Petite remise à niveau : Formé en 2000, Sweatshop Union est un collectif de Vancouver, BC. La traduction de leur nom les présenterait comme syndicalistes des ateliers clandestins (et donc métaphoriquement des « voiceless »), ce qui incarne à la perfection l’engagement socio-politique de leurs lyrics. Après l’album Local.604 (©BattleAxe Records, 2002) dont la seule écoute a suffi à me rendre « addict », ils confirmaient leur talent sur Natural Progression (©BattleAxe Records, 2004), lequel fut nominé au Judo Award et au Canadian Music Award.

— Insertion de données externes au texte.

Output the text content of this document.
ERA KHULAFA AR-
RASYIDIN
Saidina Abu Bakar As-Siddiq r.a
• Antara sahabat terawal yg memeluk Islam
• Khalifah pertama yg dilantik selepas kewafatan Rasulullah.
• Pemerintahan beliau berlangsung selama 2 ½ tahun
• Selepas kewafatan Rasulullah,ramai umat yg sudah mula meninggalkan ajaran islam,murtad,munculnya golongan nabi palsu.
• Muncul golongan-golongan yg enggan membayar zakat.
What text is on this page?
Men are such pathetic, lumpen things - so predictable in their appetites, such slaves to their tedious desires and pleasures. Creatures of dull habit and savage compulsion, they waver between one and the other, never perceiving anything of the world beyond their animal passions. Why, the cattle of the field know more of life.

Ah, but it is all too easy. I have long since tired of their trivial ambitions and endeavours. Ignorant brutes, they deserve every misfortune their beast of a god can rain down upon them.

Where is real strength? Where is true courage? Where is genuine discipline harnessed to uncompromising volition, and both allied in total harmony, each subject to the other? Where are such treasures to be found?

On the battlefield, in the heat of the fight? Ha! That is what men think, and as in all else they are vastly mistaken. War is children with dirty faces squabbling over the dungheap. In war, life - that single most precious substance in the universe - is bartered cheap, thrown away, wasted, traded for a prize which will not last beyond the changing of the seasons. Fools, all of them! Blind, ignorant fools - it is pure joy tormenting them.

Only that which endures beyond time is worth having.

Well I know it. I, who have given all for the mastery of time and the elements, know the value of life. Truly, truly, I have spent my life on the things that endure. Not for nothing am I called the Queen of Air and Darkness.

Juste un an plus tard paraissait United We Fall à la visibilité nulle en France, presque plus que pour cette nouvelle sortie pourtant, très… confidentielle. Alors qu’en est-il de Sweatshop Union aujourd’hui ? Ce sont sept MCs/producteurs qui ont à peine changé depuis l’origine du collectif. Seul le groupe Creative Minds a disparu (nommément), alors que Dusty Melo(dica) poursuit l’aventure avec (Mr.) Marmalade au sein de Pigeon Hole. Ces deux derniers MCs co-signent d’ailleurs avec Rob The Viking la très grande majorité des productions de l’album. Le flowtastic MC Kyprios, puis Mos Eisley, au sein des Innocent Bystanders (avec Conscience, anciennement nommé Treefrog) et de Dirty Circus, avec Metty the DertMerchant et DJ Itchy Ron, complètent avec art ce collectif qui tient haut le flambeau du hip-hop, hors des chemins creusés par la logique commerciale qui le touche actuellement, ce qui ne les empêche pas d’avoir tourné aux côtés de Black Eyed Peas mais aussi de Jurassic 5, Blackalicious, De La Soul, Living Legends ou Swollen Members.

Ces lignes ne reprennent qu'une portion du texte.